To that end, companies should raise awareness of discrimination among their human resources departments and other employees. They should also offer specific training courses on the subject. These training courses may be offered as part of diversity management or compliance management, and employees can be granted time off to attend.

In cases of gender-based pay discrimination, the employer can be forced to make back payments of inadequate pay via the methods available under the Transparency in Wage Structures Act and the AGG. An individual right to request information about pay criteria and processes may already exist. In particular, agreements of different levels of pay may not be justified on the grounds of a male colleague having better negotiating skills. In future, employers’ reporting obligations on pay transparency are to be expanded and employees are to be afforded more opportunities to make compensation and damages claims. German legislators need to act on this by 2026.

The employer’s duty of care toward its staff members also means that the employer is required to intervene in cases involving bullying and the like. Every employer needs to be aware that promoting or even tolerating discrimination or bullying is not permitted. Otherwise, the bullying victim may claim for damages against the employer. If the employer does not implement measures to prevent harassment in the workplace or if the measures implemented are clearly unsuitable, the affected employees are within their rights to stop working if doing so is necessary for their own protection. They are still entitled to full pay in this case, in accordance with Section 144 of the AGG.

It is also important for a company to appoint an internal ombudsperson in accordance with Section 13 of the AGG. Employees must be able to lodge a complaint with the ombudsperson if they feel that they are facing discrimination from their employer, supervisor, other employees or a third party in relation to their employment on the grounds of one of the causes listed in Section 1 of the AGG. The employer can decide how to establish the internal ombudsperson position within the company: it can be an individual person at the company or even the managing director. However, if the managing director is the ombudsperson, an alternative ombudsperson should also be appointed in case a complaint is made against the managing director. We recommend giving employees the option to report incidents of workplace sexual harassment to a person of the same gender, if possible. For this reason, employers should consider appointing both male and female ombudspersons. If multiple people from under-represented groups work at the company, we also recommend appointing an ombudsperson from a diverse background.

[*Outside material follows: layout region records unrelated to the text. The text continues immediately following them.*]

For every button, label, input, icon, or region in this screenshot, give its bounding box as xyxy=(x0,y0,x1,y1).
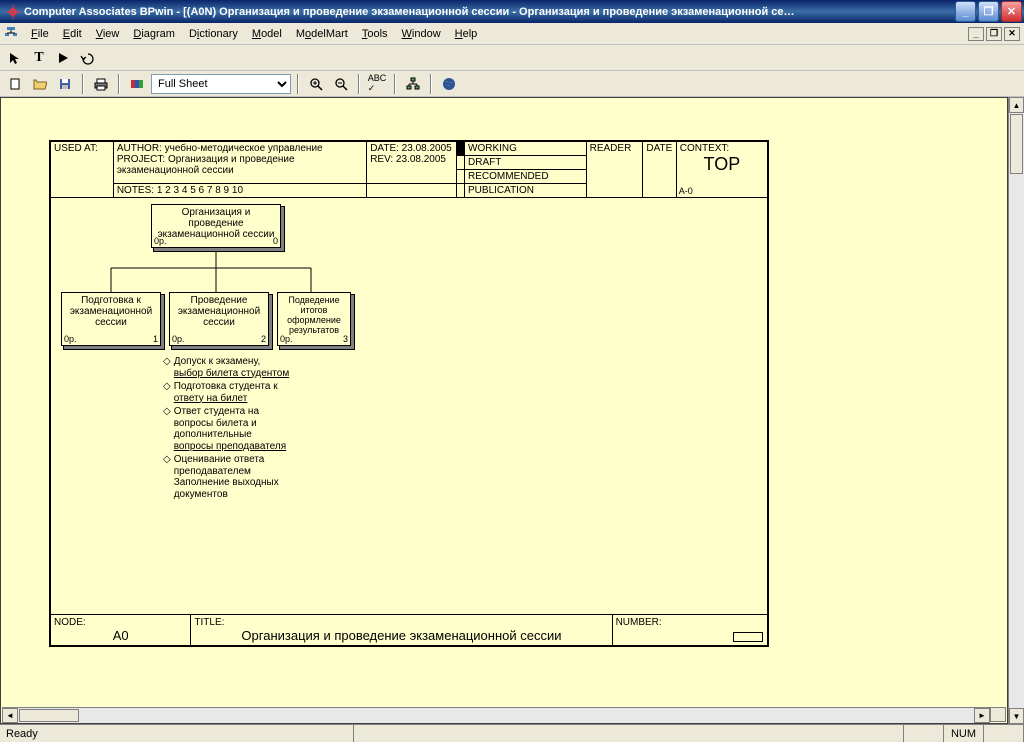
vscrollbar[interactable]: ▲ ▼ xyxy=(1008,97,1024,724)
scroll-right-button[interactable]: ► xyxy=(974,708,990,723)
zoom-in-button[interactable] xyxy=(305,73,327,95)
pub-marker xyxy=(456,184,464,198)
menu-diagram[interactable]: Diagram xyxy=(126,26,182,42)
mdi-close-button[interactable]: ✕ xyxy=(1004,27,1020,41)
node-1[interactable]: Подготовка к экзаменационной сессии 0р.1 xyxy=(61,292,161,346)
menu-tools[interactable]: Tools xyxy=(355,26,395,42)
diagram-header: USED AT: AUTHOR: учебно-методическое упр… xyxy=(50,141,768,198)
menu-app-icon xyxy=(4,26,20,42)
new-button[interactable] xyxy=(4,73,26,95)
separator xyxy=(82,74,84,94)
app-icon xyxy=(5,4,21,20)
number-cell: NUMBER: xyxy=(612,615,767,646)
title-cell: TITLE: Организация и проведение экзамена… xyxy=(191,615,612,646)
tree-view-button[interactable] xyxy=(402,73,424,95)
menu-help[interactable]: Help xyxy=(448,26,485,42)
node-3[interactable]: Подведение итогов оформление результатов… xyxy=(277,292,351,346)
zoom-select[interactable]: Full Sheet xyxy=(151,74,291,94)
title-text: Computer Associates BPwin - [(A0N) Орган… xyxy=(24,6,955,18)
tree-area: Организация и проведение экзаменационной… xyxy=(50,198,768,614)
spellcheck-button[interactable]: ABC✓ xyxy=(366,73,388,95)
toolbar-2: Full Sheet ABC✓ xyxy=(0,71,1024,97)
rec-marker xyxy=(456,170,464,184)
separator xyxy=(118,74,120,94)
working-marker xyxy=(456,142,464,156)
scroll-left-button[interactable]: ◄ xyxy=(2,708,18,723)
bullet-list: ◇Допуск к экзамену,выбор билета студенто… xyxy=(163,356,313,502)
zoom-out-button[interactable] xyxy=(330,73,352,95)
author-cell: AUTHOR: учебно-методическое управление P… xyxy=(113,142,366,184)
globe-button[interactable] xyxy=(438,73,460,95)
menu-file[interactable]: File xyxy=(24,26,56,42)
working-cell: WORKING xyxy=(465,142,587,156)
status-ready: Ready xyxy=(0,725,354,742)
context-cell: CONTEXT: TOP A-0 xyxy=(676,142,767,198)
status-cap xyxy=(904,725,944,742)
mdi-minimize-button[interactable]: _ xyxy=(968,27,984,41)
scroll-up-button[interactable]: ▲ xyxy=(1009,97,1024,113)
text-tool[interactable]: T xyxy=(28,47,50,69)
undo-tool[interactable] xyxy=(76,47,98,69)
hscroll-thumb[interactable] xyxy=(19,709,79,722)
pointer-tool[interactable] xyxy=(4,47,26,69)
date-cell: DATE: 23.08.2005 REV: 23.08.2005 xyxy=(367,142,457,184)
rec-cell: RECOMMENDED xyxy=(465,170,587,184)
menu-edit[interactable]: Edit xyxy=(56,26,89,42)
notes-cell: NOTES: 1 2 3 4 5 6 7 8 9 10 xyxy=(113,184,366,198)
print-button[interactable] xyxy=(90,73,112,95)
separator xyxy=(430,74,432,94)
separator xyxy=(358,74,360,94)
diagram-frame: USED AT: AUTHOR: учебно-методическое упр… xyxy=(49,140,769,647)
diagram-footer: NODE: A0 TITLE: Организация и проведение… xyxy=(50,614,768,646)
draft-marker xyxy=(456,156,464,170)
menu-view[interactable]: View xyxy=(89,26,127,42)
pub-cell: PUBLICATION xyxy=(465,184,587,198)
separator xyxy=(297,74,299,94)
open-button[interactable] xyxy=(29,73,51,95)
titlebar: Computer Associates BPwin - [(A0N) Орган… xyxy=(0,0,1024,23)
vscroll-thumb[interactable] xyxy=(1010,114,1023,174)
save-button[interactable] xyxy=(54,73,76,95)
statusbar: Ready NUM xyxy=(0,724,1024,742)
usedat-cell: USED AT: xyxy=(51,142,114,198)
mdi-restore-button[interactable]: ❐ xyxy=(986,27,1002,41)
node-cell: NODE: A0 xyxy=(51,615,191,646)
maximize-button[interactable]: ❐ xyxy=(978,1,999,22)
empty-cell xyxy=(367,184,457,198)
reader-cell: READER xyxy=(586,142,643,198)
menu-dictionary[interactable]: Dictionary xyxy=(182,26,245,42)
draft-cell: DRAFT xyxy=(465,156,587,170)
toolbar-1: T xyxy=(0,45,1024,71)
hscrollbar[interactable]: ◄ ► xyxy=(2,707,990,722)
play-tool[interactable] xyxy=(52,47,74,69)
scroll-down-button[interactable]: ▼ xyxy=(1009,708,1024,724)
status-num: NUM xyxy=(944,725,984,742)
palette-button[interactable] xyxy=(126,73,148,95)
scroll-corner xyxy=(990,707,1006,722)
canvas[interactable]: USED AT: AUTHOR: учебно-методическое упр… xyxy=(0,97,1008,724)
menu-window[interactable]: Window xyxy=(395,26,448,42)
status-mid xyxy=(354,725,904,742)
node-2[interactable]: Проведение экзаменационной сессии 0р.2 xyxy=(169,292,269,346)
separator xyxy=(394,74,396,94)
node-root[interactable]: Организация и проведение экзаменационной… xyxy=(151,204,281,248)
close-button[interactable]: ✕ xyxy=(1001,1,1022,22)
menu-model[interactable]: Model xyxy=(245,26,289,42)
menu-modelmart[interactable]: ModelMart xyxy=(289,26,355,42)
menubar: File Edit View Diagram Dictionary Model … xyxy=(0,23,1024,45)
minimize-button[interactable]: _ xyxy=(955,1,976,22)
status-scrl xyxy=(984,725,1024,742)
workspace: USED AT: AUTHOR: учебно-методическое упр… xyxy=(0,97,1024,724)
dateh-cell: DATE xyxy=(643,142,676,198)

If your company has a works council, you should also bear in mind that assigning duties to an ombudsperson can constitute a transfer under the German Works Constitution Act (BetrVG). The works council must therefore be consulted in accordance with Section 99 of the BetrVG.

Other aspects such as occupational health and safety can have an indirect impact on diversity at the company. Pregnant women and parents will leave the company sooner or not even apply in the first place if the company does not ensure that statutory (occupational) health and safety regulations are observed. It is essential that the protection periods that apply to pregnant women are observed. These ensure that pregnant women are only allowed to work up to six weeks prior to the birth, with a requirement for them to stay at home for eight weeks following the birth.

Additionally, a further provision due in 2024 is intended to ensure gender equality on the job market: a form of partner’s leave is to be introduced that permits the second, non-birth parent to take paid leave for ten days (two weeks) following the birth of a child. It is currently unclear when this will take effect and what the specific content will be.

At present, provisions concerning parental leave already provide for a period of statutory leave – unpaid but state-funded – from employment for childcare purposes. Additionally, legislators have improved employees’ rights in terms of carer’s or childcare leave over recent years and imposed an obligation on employers to justify any rejection of employees’ requests.

When in doubt, do not hesitate to seek advice from experts.